Connie Cierpiot | Missouri House of Representatives

Connie Cierpiot | Missouri House of Representatives

Her husband Mike Cierpiot is a Republican Missouri state senator representing Jackson County, but Connie Cierpiot is a public figure to be reckoned with in her own right. She recently was appointed to the 16th Circuit Judicial Commission as a non-lawyer layperson commissioner.

“Connie just got appointed last year by the governor,” said Phyllis Norman, an attorney member of the commission. “Now there are two women on the panel and it's great. They listen to everything we have to say and, actually, the chief judge, who just came on, she's a woman too. There's now three of us [women] and then the two men.”

Of the commission's five individuals, two are elected, two are laypeople and one is the head of the court. Cierpiot and her colleague Damon Daniel are the two laypeople, while Cynthia Martin, the chief judge of the Court of Appeals for the Western Division, came aboard July 1 as chair of the commission.

In addition to Norman, the other attorney member is Kirk Presley.

Cierpiot served in the state legislature from 1994 to 2002, and Daniel works as president of the Ad Hoc Group Against Crime, which was founded in 1977 by concerned citizens who organized to address the unsolved murders of nine African-American women. 

“We work as a team,” said Daniel of his colleague Cierpiot. “In terms of expertise and careers, there are some differences but at the end of the day, we all have the same goal in making sure that we have qualified judicial candidates and the best judicial candidates to put forward to the governor.”

Cierpiot has two sons, Patrick and Lucas, and two grandchildren, Ellie and Louis. The Cierpiot family attends the First Church of the Nazarene in Blue Springs, according to media reports.
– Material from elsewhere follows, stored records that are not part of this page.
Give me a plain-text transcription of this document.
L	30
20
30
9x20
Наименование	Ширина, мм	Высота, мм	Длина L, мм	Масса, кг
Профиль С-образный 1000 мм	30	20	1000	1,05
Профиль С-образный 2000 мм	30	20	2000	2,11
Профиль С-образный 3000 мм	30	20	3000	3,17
The commission’s merit-based, nonpartisan process of selecting judges has become a national model that other states have adopted. The way it fills judicial vacancies is governed by the Missouri Nonpartisan Court Plan, which was adopted by ballot initiative in the 1940s.

Martin describes her fellow female commissioners, Norman and Cierpiot as, “a highly respected female trial lawyer and a highly respected female public servant with past experience in the General Assembly and as a member on a state licensure board.

“I do not want to discount, however, the honor of serving with a highly regarded male trial lawyer and the extraordinary gentleman who performs yeoman's work for our community as the head of the Ad Hoc Group Against Crime,” Martin said of Presley and Daniel. “When a judicial nominating commission is itself diverse, the message is communicated to all that diversity and inclusiveness is, indeed, a genuine objective of the nonpartisan selection process. 

"In fact, one of the hallmarks of the nonpartisan selection process is its promotion of diverse judicial candidates far more successfully than is experienced with elected judicial positions. Missouri's nonpartisan judicial selection process is the great leveler, and that is manifested by the constitution of the commission itself.”

Cierpiot’s term expires Dec. 31, 2024. She declined to be interviewed.